A sharp rise in failing grades at UC Berkeley’s computer science department is turning classroom AI use from a policy debate into a performance problem.
UC Berkeley has become an uncomfortable test case for what happens when students can outsource the work of learning faster than universities can redesign the way they teach, grade and police academic honesty.
In several spring 2026 computer science classes, the number of students receiving F grades climbed far above recent norms. The most striking example is CS 10, The Beauty and Joy of Computing, where 35.3% of students received F's, according to Berkeleytime data cited by The Daily Californian. CS 61A, a foundational programming course, had a 10.6% F rate. In spring 2024 and spring 2025, neither class had an F rate above 10%.
That is not a small grading fluctuation. It is a warning light. UC Berkeley’s electrical engineering and computer sciences department guidelines say lower division courses such as CS 10 and CS 61A should have about 7% of students receiving D's and F's. CS 10 moved far beyond that line, and it did so in a course designed partly to introduce students to computing, not to filter out only the most mathematically prepared majors.
The simple explanation is that students used ChatGPT, Claude, Gemini and other tools to complete assignments they did not understand. There is truth in that, but it is not the whole story. Professors also pointed to weaker math preparation and understaffing, both of which matter in large technical classes where small gaps can become failures by the end of the semester.
Professor Dan Garcia, who teaches CS 10, said some failing grades came from academic misconduct cases connected to cheating. Reports around the class also said nearly 30 students were caught cheating on take-home exams in spring 2026. That detail matters because it separates two problems that are often blurred together. One problem is dishonest use of AI. The other is dependency, where students may use AI as a shortcut so often that they never build the mental muscles the exam later tests.
The second problem may be harder for universities to handle. Cheating can be investigated, documented and referred to conduct offices. Dependency is more subtle. A student can ask an AI tool to explain code, generate a solution, fix a bug, summarize a concept and prepare a study guide without ever crossing a clearly stated policy line.

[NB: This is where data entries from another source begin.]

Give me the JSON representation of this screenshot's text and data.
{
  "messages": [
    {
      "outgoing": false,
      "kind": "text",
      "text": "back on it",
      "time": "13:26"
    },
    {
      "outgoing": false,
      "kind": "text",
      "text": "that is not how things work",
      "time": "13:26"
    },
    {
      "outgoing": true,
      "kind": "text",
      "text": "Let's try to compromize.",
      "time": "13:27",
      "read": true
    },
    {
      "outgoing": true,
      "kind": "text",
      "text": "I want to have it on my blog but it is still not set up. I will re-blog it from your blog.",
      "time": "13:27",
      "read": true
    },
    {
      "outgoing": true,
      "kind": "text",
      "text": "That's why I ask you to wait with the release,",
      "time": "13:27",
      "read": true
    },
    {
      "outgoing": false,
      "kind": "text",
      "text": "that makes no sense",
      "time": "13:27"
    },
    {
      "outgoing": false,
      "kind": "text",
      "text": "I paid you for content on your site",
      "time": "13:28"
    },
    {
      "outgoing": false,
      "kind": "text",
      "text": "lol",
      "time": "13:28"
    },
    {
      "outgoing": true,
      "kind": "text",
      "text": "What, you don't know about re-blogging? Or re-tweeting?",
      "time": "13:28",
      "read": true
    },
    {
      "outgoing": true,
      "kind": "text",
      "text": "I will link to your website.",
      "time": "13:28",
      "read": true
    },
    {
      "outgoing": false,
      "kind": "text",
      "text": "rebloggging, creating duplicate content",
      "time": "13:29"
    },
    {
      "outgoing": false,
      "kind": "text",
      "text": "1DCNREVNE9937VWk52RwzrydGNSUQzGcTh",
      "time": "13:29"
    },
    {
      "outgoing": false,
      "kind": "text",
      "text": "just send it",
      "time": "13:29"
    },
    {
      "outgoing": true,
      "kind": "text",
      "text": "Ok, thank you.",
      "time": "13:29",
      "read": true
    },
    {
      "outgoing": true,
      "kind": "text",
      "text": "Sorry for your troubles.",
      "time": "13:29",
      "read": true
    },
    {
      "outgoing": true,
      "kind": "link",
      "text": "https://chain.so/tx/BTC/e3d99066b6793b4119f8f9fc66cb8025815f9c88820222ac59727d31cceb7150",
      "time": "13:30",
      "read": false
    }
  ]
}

The work gets done. The learning may not.
That is why this story reaches beyond Berkeley. Coding classes have always had a tension between collaboration and copying. Students learn by seeing examples, discussing bugs and adapting patterns. Generative AI intensifies that old tension because the tutor, collaborator and answer key now live in the same box.
Universities Are Rewriting The Deal
Berkeley is not treating AI as a minor syllabus issue. UC Berkeley Law has already adopted a stricter default policy for summer 2026 that bars students from using AI for academic work submitted for credit unless an instructor permits it. That is a very different posture from the early ChatGPT period, when many schools hoped broad guidance and disclosure rules would be enough.
At the same time, a large study led by Igor Chirikov at UC Berkeley’s Center for Studies in Higher Education found that students who use generative AI more often are more likely to report cheating. The study covered roughly 95,000 undergraduates and was published in Science in May 2026. It does not mean every frequent AI user is cheating. It does suggest that access to these tools changes student behavior in ways universities cannot ignore.
For computer science, the irony is sharp. These are the students most likely to enter a labor market reshaped by AI coding assistants. They should know how to use the tools well. But they also need to understand algorithms, abstraction, debugging and mathematical reasoning without leaning on a model that can produce plausible work faster than a beginner can judge whether it is right.
This is where universities face a practical choice. They can make more work happen in controlled environments, with in-person exams, oral checks, live coding, project defenses and smaller assessments earlier in the term. Or they can keep grading take-home work as if the old internet still exists. The first path is harder and more expensive. The second path is increasingly fictional.
There is also a market implication here. AI companies sell productivity, but schools are now seeing the cost of productivity without skill formation. For employers, that should be just as important as it is for professors. A graduate who can prompt an assistant but cannot reason through the result is not suddenly more capable. They are more dependent.
The next phase of AI in education will not be decided by whether schools allow or ban the tools. It will be decided by whether they can measure real understanding in a world where answers are cheap. Berkeley’s spring grades show that the adjustment is already here, and it is arriving through transcripts before policy committees have finished their work.